À ses débuts, Jan Grabowski pensait « qu’on avait étudié pas mal la question de l’Holocauste et qu’on savait ce qui s’était passé ». Après plusieurs années à étudier les dossiers d’archives, il a repéré un vide à combler. « Les historiennes et historiens se sont concentrés sur le rôle des Allemands et de leurs victimes, mais ont presque occulté le rôle des sociétés européennes pendant l’occupation nazie en Pologne. » C’est ce qui l’amène à se pencher sur cet aspect de l’histoire. Quel rôle jouent les gens ordinaires dans l’histoire et dans ses moments les plus sombres?
Comprendre l’Holocauste et les discours haineux d’hier et d’aujourd’hui
Pour Jan Grabowski, la recherche en histoire permet non seulement de répondre à des questions du passé, mais aussi de comprendre des mécanismes et des systèmes toujours présents dans nos sociétés.
Il avance que la recherche sur l’Holocauste prend tout son sens dans le contexte actuel. Selon lui, nous vivons dans un monde complexe où la démocratie – considérée comme acquise – est menacée par la montée du populisme et du totalitarisme.
« Ce sont des symptômes que je reconnais, que j’aperçois dans la façon de mener la politique de certains leaders, comme Trump aux États-Unis, ou encore dans les discours des dirigeants polonais ou hongrois : c’est une langue de la haine dirigée envers des minorités. Ce modèle d’argument dans les discours haineux, c’est en fait le modèle des années 1930 et 1940 qui est réutilisé.
« Ce qui m’anime, c’est de découvrir un sujet, une sphère nouvelle ou une réalité jamais décrite auparavant. Bref, une découverte. Tout à coup, vous comprenez, vous voyez avec plus de clarté ce qui s’est passé et les différents mécanismes en jeu. C’est comme quand vous finissez un casse-tête. »
Des recherches non conventionnelles
Dans ses recherches, Jan Grabowski a « suivi » les Juives et Juifs polonais fuyant l’extermination : les lieux supposément sécuritaires où ces personnes allaient, et les stratégies qu’elles adoptaient pour passer inaperçues (le changement d’identité, par exemple).

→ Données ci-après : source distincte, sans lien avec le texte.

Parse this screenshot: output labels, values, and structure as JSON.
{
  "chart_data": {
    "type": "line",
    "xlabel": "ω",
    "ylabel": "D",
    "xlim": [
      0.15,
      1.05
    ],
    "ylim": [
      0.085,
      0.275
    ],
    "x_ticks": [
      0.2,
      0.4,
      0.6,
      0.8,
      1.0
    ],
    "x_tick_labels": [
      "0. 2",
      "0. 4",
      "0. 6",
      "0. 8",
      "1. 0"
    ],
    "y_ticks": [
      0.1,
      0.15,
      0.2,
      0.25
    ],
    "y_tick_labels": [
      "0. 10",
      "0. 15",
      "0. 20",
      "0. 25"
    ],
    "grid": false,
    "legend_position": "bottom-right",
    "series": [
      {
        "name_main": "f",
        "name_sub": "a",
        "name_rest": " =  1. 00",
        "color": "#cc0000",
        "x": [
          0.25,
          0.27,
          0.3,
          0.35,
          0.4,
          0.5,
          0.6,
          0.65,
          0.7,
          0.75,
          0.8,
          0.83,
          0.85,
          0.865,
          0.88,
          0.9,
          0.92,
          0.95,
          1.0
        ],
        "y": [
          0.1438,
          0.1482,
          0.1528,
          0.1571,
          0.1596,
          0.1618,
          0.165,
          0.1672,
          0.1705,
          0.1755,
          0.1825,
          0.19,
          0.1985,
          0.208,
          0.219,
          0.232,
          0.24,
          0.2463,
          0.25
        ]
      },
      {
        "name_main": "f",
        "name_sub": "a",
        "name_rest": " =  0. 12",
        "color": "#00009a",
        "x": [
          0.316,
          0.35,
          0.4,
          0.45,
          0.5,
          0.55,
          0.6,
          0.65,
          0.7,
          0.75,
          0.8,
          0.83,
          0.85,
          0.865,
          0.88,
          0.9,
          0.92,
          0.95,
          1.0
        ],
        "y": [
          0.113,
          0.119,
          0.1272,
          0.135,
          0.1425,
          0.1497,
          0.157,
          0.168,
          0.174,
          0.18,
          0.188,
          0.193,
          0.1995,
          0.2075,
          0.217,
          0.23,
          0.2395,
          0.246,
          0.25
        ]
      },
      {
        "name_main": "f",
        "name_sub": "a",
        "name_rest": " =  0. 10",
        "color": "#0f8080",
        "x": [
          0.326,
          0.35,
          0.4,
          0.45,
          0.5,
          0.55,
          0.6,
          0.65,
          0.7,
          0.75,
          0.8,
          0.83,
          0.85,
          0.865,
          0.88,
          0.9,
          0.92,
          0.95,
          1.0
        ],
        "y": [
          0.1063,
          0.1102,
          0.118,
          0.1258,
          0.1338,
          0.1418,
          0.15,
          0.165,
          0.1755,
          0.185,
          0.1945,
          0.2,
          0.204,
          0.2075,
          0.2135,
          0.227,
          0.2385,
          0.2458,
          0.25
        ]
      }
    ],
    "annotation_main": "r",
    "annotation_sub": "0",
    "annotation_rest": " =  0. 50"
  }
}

En les retraçant, il a mis en lumière les mécanismes ayant mené à leur extermination et les raisons pour lesquelles la majorité d’entre elles ont trouvé la mort.
Le professeur contextualise clairement sa recherche. Celle-ci se situe dans ce qu’il désigne comme la troisième phase de l’Holocauste en Pologne : « la chasse aux Juifs qui ont réussi à fuir les ghettos ». Elle se situe après la période initiale de ghettoïsation, de marginalisation et de terreur envers les populations juives et la seconde marquée par la liquidation des ghettos et le déracinement des personnes juives vers les centres de mise à mort.
« À ce moment-là, dans ce que j’appelle la troisième phase de l’Holocauste, les Allemands ne sont pas les principaux dangers, car ils ne sont plus en mesure de juger qui est juif ou non. En réalité, ce sont les gens ordinaires, les voisins, qui constituent un réel danger. »
Grâce au soutien du Conseil de recherches en sciences humaines du Canada (CRSH), Jan Grabowski peut mener ses recherches dans les archives en Europe. Il concilie ses voyages de recherche avec son enseignement, qu’il reprendra pour la première fois depuis la pandémie en personne à l’automne 2023. En décembre 2022, ce professeur de renommée internationale recevait le prestigieux prix Savoir des prix Impacts du CRSH pour sa recherche sur l’Holocauste.
Enseigner pour former et inspirer les prochaines générations
Jan Grabowski fait ce métier parce qu’il aime enseigner et transmettre son savoir et ses découvertes. Lorsqu’il n’enseigne pas et qu’il se concentre plutôt sur sa recherche, ce contact avec la communauté étudiante lui manque énormément. La récompense de son travail d’enseignant, c’est d’avoir un impact sur les jeunes et de recevoir leurs échos.
En enseignant l’histoire de la Shoah à ces étudiantes et étudiants, le professeur veut aussi démontrer la façon dont l’humain peut déshumaniser des groupes. C’est ce qui anime Jan Grabowski : étudier l’histoire pour jeter un nouvel éclairage sur le passé et le présent, et former les prochaines générations de chercheuses et chercheurs.